I'm not a very good cook, but my husband makes it very tasty. Since I was recently diagnosed with type 2 diabetes, I have to follow a diet. So I buy ozempic online for myself to feel better. Also, I often buy products to take home, from which my husband then makes excellent dishes
 
Last edited:
Totally unrelated. We're doing a standing rib roast for Christmas Day. Roasted potatoes, carrots, broccoli, and cauliflower. Other sides TBD. Excited but a bit terrified given the cost of the roast.

Everything but the carrots were great. The carrots and the timing. All of it got screwed up because Hy-Vee was out of sourdough Thursday morning. Forgot to go back and check Friday morning and didn't have time that evening.

anyways, so on top of everything we made sourdough from scratch. The roast took over 70 minutes longer than it should have. But mother of god was it good. The bread also didn't rise very well in the oven but had great structure when we cut into it. Delicious. The potatoes were spectacular. Veggies were good. Grated some parm over the top as soon as the potatoes and veggies came out. Very nice touch. Otherwise, salt and pepper for everything.
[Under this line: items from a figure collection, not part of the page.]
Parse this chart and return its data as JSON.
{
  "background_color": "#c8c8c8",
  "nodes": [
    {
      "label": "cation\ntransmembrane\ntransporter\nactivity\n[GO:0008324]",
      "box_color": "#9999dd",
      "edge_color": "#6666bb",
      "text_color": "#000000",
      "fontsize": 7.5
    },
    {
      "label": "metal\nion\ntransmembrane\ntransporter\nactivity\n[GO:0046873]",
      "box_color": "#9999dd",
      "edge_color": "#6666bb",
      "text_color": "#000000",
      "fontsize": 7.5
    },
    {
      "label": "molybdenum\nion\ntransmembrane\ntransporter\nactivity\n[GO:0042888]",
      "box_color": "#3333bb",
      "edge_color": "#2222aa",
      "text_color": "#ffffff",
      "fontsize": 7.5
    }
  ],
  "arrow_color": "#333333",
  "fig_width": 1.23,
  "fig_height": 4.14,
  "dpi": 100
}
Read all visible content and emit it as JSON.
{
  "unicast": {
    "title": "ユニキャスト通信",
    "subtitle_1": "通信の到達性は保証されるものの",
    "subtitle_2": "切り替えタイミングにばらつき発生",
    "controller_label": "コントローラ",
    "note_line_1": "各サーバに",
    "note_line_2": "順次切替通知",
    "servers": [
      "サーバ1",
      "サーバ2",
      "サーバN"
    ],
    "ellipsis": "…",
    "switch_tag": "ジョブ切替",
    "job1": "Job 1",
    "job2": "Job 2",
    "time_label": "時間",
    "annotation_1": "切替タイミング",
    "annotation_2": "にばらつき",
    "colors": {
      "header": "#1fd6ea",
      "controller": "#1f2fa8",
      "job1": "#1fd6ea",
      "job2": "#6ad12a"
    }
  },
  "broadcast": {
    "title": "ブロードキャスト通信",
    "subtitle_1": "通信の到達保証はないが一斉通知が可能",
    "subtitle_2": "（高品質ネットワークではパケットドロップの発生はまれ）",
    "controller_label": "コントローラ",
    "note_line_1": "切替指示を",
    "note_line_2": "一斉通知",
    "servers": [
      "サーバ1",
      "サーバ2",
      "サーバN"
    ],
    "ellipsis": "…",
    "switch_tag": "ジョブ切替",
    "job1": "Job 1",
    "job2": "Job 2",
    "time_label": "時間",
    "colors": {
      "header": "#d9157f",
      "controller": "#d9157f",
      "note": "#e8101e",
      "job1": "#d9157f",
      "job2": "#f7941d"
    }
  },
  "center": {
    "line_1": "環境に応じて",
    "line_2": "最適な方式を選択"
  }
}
when I started carving the roast, my brother came into the kitchen and started taking pictures. That made me feel a hell of a lot better about the timing. Even my dad, who hates rare meat (yeah, I know, he grew up in the 50s, food was dangerous back then) went back for seconds.

oh oh oh. And I managed to not set off the smoke detectors. So all in all, great success.